Supreme Court Mandates Implementation of Standardized Intensive Care Unit Guidelines Across Indian States and Union Territories
Introduction
The Supreme Court of India has endorsed a comprehensive set of minimum standards for the operation of Intensive Care Units (ICUs), requiring all states and Union Territories to develop implementation strategies based on these guidelines.
Main Body
The judicial directive emerged from petitions concerning medical negligence and the absence of uniform ICU standards. While the Union health ministry developed model guidelines in 2023, their execution was contingent upon state adoption due to the constitutional classification of health as a state subject. Consequently, a court-appointed committee—comprising medical and legal experts—drafted the 'Guidelines for Organisation and Delivery of Intensive Care Services,' which were formally endorsed by a bench of Justices Ahsanuddin Amanullah and R Mahadevan on April 20. Central to these guidelines is the protocol for patient transition. The framework stipulates that once clinical stabilization is achieved and further physiological monitoring or organ support is no longer required, patients should be transferred to lower-acuity settings, such as wards or high dependency units (HDUs), based on the treating physician's judgment. This measure addresses the tendency of relatives to request prolonged ICU stays due to a lack of specialized knowledge. Medical professionals, including representatives from Medanta and Narayana Health, have supported this approach, noting that extended ICU residency increases the risk of hospital-acquired infections and the development of ICU psychosis. Furthermore, the guidelines establish quantitative benchmarks for staffing and infrastructure.
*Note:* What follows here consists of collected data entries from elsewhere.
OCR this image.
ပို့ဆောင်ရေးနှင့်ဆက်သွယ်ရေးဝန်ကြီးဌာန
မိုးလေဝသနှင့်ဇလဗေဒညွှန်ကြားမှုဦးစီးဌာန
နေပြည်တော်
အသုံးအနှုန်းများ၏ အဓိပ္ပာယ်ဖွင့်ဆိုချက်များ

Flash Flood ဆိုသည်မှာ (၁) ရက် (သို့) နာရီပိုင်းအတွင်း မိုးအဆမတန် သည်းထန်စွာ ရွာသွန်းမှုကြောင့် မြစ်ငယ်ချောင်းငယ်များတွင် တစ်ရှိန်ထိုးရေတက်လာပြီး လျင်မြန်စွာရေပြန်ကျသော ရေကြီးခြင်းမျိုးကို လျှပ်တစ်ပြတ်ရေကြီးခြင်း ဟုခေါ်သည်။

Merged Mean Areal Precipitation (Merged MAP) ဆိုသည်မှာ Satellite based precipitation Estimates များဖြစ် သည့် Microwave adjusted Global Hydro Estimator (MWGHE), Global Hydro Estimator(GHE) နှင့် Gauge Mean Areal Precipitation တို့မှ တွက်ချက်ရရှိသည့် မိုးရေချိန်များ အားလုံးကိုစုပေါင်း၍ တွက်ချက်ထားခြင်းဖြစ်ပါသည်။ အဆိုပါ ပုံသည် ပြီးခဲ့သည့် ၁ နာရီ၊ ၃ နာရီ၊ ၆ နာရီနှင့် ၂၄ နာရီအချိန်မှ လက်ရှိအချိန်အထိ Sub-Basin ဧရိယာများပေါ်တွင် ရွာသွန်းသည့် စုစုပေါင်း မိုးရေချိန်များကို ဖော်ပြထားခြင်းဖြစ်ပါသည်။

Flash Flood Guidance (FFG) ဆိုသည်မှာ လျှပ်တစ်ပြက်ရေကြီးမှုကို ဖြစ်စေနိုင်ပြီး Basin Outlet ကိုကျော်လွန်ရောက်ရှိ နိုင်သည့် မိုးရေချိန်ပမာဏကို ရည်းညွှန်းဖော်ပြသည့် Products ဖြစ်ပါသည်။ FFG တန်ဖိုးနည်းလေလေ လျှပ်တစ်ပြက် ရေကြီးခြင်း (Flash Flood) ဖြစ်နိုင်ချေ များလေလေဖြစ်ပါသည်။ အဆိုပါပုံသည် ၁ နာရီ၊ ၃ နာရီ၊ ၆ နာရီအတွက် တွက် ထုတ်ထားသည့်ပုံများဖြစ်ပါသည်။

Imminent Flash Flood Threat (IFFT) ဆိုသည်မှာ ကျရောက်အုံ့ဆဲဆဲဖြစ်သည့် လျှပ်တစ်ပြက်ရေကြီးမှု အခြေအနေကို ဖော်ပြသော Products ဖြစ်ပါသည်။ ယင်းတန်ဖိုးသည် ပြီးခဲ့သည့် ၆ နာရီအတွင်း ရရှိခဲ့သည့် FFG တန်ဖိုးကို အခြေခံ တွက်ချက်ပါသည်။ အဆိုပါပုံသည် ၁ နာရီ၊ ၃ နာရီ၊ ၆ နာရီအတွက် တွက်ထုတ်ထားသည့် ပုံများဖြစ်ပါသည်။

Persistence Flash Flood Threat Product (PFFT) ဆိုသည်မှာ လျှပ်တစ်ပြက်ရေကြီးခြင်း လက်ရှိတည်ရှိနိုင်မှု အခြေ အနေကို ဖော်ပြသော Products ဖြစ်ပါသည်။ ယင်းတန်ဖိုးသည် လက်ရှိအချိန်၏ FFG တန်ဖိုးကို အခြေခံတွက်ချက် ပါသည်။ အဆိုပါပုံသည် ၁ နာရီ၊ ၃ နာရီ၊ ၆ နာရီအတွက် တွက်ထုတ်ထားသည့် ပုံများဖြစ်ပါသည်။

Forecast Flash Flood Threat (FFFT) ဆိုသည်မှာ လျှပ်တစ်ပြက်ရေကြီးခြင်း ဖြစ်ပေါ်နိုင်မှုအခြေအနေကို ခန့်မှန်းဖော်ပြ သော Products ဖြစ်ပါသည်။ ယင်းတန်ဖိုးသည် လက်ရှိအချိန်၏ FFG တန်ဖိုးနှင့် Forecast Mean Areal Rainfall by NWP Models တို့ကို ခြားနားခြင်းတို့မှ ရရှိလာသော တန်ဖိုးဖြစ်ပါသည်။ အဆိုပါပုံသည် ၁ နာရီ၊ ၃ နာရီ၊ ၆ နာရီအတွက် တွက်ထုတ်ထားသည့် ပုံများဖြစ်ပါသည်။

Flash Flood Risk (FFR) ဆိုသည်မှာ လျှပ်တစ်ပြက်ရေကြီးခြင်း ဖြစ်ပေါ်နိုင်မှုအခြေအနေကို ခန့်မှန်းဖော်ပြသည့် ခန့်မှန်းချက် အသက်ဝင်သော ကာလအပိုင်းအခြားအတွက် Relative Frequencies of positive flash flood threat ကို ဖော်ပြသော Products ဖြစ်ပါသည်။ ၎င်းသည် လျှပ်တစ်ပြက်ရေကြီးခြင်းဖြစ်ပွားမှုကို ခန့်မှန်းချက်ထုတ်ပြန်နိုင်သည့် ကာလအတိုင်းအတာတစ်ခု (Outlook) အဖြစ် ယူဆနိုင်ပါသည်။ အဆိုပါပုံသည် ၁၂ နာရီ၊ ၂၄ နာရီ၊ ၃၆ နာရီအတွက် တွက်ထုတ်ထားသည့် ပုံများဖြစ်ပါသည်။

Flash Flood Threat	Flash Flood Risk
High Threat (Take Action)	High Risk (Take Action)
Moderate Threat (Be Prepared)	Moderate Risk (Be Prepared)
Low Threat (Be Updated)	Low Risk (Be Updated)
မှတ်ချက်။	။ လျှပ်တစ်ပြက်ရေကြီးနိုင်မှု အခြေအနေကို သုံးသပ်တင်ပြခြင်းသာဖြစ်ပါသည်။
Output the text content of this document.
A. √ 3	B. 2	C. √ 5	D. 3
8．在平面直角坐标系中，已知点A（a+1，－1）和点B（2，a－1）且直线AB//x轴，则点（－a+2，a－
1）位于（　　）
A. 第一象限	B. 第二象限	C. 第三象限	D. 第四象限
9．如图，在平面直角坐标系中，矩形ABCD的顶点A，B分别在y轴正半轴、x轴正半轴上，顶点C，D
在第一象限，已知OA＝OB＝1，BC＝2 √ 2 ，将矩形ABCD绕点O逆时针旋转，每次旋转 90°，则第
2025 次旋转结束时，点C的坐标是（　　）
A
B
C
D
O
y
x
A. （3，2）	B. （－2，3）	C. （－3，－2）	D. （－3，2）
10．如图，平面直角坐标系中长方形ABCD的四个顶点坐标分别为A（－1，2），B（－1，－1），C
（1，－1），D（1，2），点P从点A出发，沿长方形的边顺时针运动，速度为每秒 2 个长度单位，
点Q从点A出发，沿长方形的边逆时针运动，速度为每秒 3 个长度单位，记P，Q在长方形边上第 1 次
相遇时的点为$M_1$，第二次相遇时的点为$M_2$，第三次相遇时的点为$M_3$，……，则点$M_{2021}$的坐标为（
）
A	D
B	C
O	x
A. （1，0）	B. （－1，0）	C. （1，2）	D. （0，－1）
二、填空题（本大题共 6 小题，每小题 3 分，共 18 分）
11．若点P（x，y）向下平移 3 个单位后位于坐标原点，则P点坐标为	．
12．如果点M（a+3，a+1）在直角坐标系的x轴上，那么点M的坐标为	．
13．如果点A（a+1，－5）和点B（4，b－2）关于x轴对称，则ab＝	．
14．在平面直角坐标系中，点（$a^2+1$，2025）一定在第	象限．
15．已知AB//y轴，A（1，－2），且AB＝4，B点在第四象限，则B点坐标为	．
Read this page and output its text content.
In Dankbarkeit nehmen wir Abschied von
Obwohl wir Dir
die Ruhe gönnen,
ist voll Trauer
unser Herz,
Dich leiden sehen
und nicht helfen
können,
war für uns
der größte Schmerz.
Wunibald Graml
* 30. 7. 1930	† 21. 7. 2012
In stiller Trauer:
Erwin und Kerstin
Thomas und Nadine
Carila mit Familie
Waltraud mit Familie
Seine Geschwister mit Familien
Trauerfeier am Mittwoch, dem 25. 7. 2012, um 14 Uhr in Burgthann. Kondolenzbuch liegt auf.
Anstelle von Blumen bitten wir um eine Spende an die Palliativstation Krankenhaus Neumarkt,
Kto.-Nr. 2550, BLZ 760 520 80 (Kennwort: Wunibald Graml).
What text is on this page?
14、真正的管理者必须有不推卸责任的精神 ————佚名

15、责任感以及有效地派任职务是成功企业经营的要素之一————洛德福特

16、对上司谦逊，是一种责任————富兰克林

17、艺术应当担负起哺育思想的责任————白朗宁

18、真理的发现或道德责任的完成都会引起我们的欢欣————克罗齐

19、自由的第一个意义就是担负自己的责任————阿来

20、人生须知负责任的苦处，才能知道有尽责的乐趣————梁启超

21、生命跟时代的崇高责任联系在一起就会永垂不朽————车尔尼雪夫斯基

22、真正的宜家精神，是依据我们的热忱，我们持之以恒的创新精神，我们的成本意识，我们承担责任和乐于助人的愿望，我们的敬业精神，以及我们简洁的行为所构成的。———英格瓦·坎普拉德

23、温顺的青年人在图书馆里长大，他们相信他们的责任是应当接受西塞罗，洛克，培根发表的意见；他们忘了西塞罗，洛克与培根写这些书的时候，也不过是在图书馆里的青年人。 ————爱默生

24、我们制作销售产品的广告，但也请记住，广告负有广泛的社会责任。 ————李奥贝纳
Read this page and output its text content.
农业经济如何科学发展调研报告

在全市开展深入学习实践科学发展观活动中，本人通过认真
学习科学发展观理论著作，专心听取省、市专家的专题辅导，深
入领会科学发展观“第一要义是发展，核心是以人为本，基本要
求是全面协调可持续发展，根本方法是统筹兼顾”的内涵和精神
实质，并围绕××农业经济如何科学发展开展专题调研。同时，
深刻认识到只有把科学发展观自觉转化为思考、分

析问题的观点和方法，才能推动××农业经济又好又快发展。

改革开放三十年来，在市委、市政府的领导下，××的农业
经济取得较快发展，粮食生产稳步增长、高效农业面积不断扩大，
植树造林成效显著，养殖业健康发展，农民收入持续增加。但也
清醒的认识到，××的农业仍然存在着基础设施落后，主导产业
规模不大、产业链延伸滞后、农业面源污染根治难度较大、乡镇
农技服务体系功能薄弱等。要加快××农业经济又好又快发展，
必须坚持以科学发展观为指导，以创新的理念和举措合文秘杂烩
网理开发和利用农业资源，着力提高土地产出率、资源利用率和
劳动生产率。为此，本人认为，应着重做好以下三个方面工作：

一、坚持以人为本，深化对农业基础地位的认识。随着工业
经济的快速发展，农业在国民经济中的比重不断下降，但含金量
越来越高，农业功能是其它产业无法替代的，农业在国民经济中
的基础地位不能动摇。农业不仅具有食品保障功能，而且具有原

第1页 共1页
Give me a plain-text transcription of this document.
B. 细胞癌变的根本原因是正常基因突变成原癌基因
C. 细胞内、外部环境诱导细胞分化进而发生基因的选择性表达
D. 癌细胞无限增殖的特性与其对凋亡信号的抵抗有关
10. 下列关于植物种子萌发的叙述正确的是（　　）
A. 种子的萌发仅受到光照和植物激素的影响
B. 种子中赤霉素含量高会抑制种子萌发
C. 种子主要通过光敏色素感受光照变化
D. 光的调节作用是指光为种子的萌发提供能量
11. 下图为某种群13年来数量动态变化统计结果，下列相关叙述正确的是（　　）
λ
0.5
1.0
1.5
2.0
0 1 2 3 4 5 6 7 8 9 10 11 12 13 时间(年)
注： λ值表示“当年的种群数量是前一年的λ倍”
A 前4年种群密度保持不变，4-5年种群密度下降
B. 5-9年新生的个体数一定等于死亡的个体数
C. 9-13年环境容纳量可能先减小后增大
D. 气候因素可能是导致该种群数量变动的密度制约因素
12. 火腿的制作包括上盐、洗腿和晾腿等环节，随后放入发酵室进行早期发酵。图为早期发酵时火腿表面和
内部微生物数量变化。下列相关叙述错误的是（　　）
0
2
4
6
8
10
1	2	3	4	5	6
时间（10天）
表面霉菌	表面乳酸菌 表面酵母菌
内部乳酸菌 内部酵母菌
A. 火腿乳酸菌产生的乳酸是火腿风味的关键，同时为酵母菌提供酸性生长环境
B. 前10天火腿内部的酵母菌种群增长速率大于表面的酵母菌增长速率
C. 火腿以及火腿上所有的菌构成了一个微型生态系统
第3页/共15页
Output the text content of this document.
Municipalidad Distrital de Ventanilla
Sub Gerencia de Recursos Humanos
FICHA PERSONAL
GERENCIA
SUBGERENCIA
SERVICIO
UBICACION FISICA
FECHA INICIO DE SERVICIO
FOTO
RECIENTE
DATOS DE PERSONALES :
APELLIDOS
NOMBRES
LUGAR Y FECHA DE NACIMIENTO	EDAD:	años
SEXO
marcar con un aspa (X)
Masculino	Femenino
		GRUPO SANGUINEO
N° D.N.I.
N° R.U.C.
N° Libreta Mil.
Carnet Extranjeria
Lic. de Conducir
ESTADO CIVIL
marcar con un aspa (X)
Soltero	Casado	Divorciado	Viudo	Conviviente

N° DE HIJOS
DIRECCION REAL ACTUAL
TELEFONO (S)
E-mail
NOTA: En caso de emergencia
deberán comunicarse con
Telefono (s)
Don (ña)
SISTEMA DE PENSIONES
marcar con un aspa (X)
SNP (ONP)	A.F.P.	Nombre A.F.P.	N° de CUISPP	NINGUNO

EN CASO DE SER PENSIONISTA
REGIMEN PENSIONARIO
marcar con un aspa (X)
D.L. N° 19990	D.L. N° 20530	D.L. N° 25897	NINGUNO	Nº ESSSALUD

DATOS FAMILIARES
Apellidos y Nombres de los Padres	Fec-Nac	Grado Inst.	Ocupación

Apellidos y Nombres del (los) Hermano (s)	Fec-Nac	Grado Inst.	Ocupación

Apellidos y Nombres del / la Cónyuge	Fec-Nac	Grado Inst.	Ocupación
Nursing ratios are proposed at one nurse per two to three patients for basic ICUs, potentially increasing to a one-to-one ratio in Level 3 units for unstable patients. The standards also mandate continuous monitoring by National Medical Council-recognized specialists and specify bed capacities—ranging from six to twelve depending on the facility's scope. Additional requirements encompass bedside utilities, transport ventilators, infection control protocols, and periodic audits. To operationalize these standards, the Court has directed state and Union Territory health secretaries to convene expert meetings within one week to identify five mandatory core requirements regarding manpower and equipment. These action plans must be finalized by May 18 and submitted to the Union health secretary. The final consolidated draft will subsequently be presented to the Court for review.
Conclusion
The current situation involves a transition from discretionary hospital protocols to a mandatory national minimum standard, with state governments now tasked with formulating the practical mechanisms for compliance and monitoring.